Porsche Battery Maintainer
quattro at frank.mercea.net
Wed Apr 12 15:40:08 EDT 2006
On Apr 12, 2006, at 1:32 PM, Ned Ritchie wrote:
> Charging while keeping the battery charged does not prevent the
> lead from
> sulfating on the plates.
Sulfation doesn't happen above a certain state of charge, and
certainly not on a battery kept on float; that's the whole point of a
maintenance charger. A float charge won't reverse sulfating that has
already occurred (most likely), but it will prevent further sulfating.
> There is a battery maintainer that works
> differently. It is used by the US Military and others.
The US military is also spending billions on a missile defense system
that doesn't work. Also, the tests conducted by the university cited
by Pulsetech conveniently omits the fact that the batteries compared
were a)battery connected to a pulsing device with a solar panel
trickle charger versus b)a battery connected to neither. Well...no
kidding the battery with the solar trickle charger was in better
condition and its state of charge increased. The "study" has never
been fully published on the web or anywhere else. Unpublished
university research = questionable/worthless/for-hire university
> It is NOT a
> charger, but it works better than a charger to keep your battery up to
Or you can build the same thing based off a 555 timer, for about $20
in parts; cheaper if you can find a suitable inductor and such in
scrap electronics, and a bit of breadboard and misc resistors and
such hanging around.

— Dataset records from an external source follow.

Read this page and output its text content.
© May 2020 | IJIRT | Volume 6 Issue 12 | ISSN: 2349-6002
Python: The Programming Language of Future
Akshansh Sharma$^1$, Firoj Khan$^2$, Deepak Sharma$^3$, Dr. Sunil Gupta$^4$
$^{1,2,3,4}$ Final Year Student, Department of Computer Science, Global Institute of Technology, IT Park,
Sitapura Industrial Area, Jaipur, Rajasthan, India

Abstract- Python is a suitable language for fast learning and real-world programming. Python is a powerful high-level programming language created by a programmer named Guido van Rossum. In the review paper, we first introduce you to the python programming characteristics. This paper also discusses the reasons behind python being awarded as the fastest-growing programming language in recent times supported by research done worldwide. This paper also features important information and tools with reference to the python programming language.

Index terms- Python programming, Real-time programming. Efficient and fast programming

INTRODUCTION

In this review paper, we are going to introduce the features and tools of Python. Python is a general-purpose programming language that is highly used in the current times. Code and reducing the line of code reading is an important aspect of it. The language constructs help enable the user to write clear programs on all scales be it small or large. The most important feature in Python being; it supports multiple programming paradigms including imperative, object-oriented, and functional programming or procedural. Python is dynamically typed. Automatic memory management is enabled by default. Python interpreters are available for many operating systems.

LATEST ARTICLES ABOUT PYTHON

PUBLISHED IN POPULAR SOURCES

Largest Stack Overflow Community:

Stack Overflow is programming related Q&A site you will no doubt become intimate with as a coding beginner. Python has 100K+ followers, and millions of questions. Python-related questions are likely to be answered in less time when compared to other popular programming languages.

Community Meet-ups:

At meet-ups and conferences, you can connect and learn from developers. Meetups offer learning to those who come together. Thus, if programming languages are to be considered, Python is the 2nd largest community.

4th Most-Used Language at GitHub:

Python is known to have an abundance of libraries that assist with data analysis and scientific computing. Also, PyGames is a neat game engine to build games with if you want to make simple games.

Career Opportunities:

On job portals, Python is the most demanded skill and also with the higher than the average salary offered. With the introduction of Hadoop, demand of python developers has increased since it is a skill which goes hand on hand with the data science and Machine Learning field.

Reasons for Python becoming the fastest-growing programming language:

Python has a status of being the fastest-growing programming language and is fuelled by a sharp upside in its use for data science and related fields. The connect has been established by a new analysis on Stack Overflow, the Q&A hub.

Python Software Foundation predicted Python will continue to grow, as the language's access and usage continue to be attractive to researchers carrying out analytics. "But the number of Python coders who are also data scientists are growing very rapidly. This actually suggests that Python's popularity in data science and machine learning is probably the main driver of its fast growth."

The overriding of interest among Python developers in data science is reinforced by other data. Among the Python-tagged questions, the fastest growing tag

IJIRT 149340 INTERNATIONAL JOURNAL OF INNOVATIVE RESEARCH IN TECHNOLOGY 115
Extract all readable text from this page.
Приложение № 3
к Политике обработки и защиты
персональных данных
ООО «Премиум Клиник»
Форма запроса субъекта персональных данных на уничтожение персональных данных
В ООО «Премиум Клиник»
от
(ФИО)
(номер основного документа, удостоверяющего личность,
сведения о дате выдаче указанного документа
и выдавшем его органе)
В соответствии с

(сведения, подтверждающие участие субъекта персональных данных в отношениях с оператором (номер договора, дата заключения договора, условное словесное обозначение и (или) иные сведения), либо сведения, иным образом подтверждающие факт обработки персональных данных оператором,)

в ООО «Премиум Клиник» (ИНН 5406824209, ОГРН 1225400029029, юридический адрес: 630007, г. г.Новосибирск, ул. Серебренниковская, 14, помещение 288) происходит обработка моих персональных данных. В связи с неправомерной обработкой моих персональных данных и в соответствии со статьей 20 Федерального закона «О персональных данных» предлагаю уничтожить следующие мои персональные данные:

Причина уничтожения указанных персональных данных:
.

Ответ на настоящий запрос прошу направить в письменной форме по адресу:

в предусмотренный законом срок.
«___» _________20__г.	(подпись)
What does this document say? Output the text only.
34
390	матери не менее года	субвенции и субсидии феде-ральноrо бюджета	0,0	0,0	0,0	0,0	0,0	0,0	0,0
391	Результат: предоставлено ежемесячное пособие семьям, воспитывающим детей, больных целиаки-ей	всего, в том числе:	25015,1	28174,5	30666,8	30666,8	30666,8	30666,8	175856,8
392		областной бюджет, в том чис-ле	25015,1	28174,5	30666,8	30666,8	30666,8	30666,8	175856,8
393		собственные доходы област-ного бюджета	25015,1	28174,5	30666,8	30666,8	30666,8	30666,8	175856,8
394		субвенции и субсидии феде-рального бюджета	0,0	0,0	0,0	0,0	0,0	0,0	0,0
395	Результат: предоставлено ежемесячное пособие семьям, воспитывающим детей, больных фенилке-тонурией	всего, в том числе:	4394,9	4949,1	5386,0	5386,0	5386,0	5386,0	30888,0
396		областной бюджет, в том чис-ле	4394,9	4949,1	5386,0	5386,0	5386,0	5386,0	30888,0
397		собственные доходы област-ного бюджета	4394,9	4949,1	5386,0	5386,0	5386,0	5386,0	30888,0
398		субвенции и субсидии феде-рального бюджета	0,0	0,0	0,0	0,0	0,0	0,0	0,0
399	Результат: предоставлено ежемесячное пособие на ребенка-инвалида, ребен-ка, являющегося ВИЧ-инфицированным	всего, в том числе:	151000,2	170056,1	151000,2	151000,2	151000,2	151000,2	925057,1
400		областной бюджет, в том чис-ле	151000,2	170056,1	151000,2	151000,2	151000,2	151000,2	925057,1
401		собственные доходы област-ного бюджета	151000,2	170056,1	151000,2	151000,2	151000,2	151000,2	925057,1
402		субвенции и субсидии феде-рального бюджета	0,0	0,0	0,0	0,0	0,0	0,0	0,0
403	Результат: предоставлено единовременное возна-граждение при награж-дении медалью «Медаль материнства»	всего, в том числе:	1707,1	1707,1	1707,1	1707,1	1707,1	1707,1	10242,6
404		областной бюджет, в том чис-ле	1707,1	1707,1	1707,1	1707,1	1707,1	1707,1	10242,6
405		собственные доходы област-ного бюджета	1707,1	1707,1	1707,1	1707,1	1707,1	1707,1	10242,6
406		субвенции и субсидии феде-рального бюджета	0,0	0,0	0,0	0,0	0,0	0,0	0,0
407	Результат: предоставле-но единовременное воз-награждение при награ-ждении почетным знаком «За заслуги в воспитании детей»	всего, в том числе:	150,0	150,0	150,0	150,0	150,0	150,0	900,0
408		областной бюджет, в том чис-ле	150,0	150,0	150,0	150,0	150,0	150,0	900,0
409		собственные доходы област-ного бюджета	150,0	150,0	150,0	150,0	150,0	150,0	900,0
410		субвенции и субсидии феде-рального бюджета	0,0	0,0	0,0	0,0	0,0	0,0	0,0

Just google "DIY desulfator". There are at
least a couple designs floating around on the net, and in general
they're rumored to work far better than any of the "commercial"
systems. The maximum current of the pulse delivered seems to be a
major factor, as is the number of pulses- and the homebrewed units
with beefy cables deliver a bigger pulse and some designs even
incorporate a little LCD that displays a value roughly related to how
sulfated the battery is. Yes, they work- there are guys that make a
hobby/side business out of recycling old golf cart/forklift batteries
for their home solar systems and such.
It's also a built-in feature on a number of chargers made by Vector
(pretty good chargers, by the way. They had some QA issues with some
early units, but they're straightened out now; my first one died
within a month or two and was replaced by Pep Boys without much
complaint, even though I didn't have a receipt. The new unit has
worked great for quite a while.) The only annoyance is that the
Vector charger desulfator "mode" only works for 24 hours before
shutting itself off, for unjustified reasons.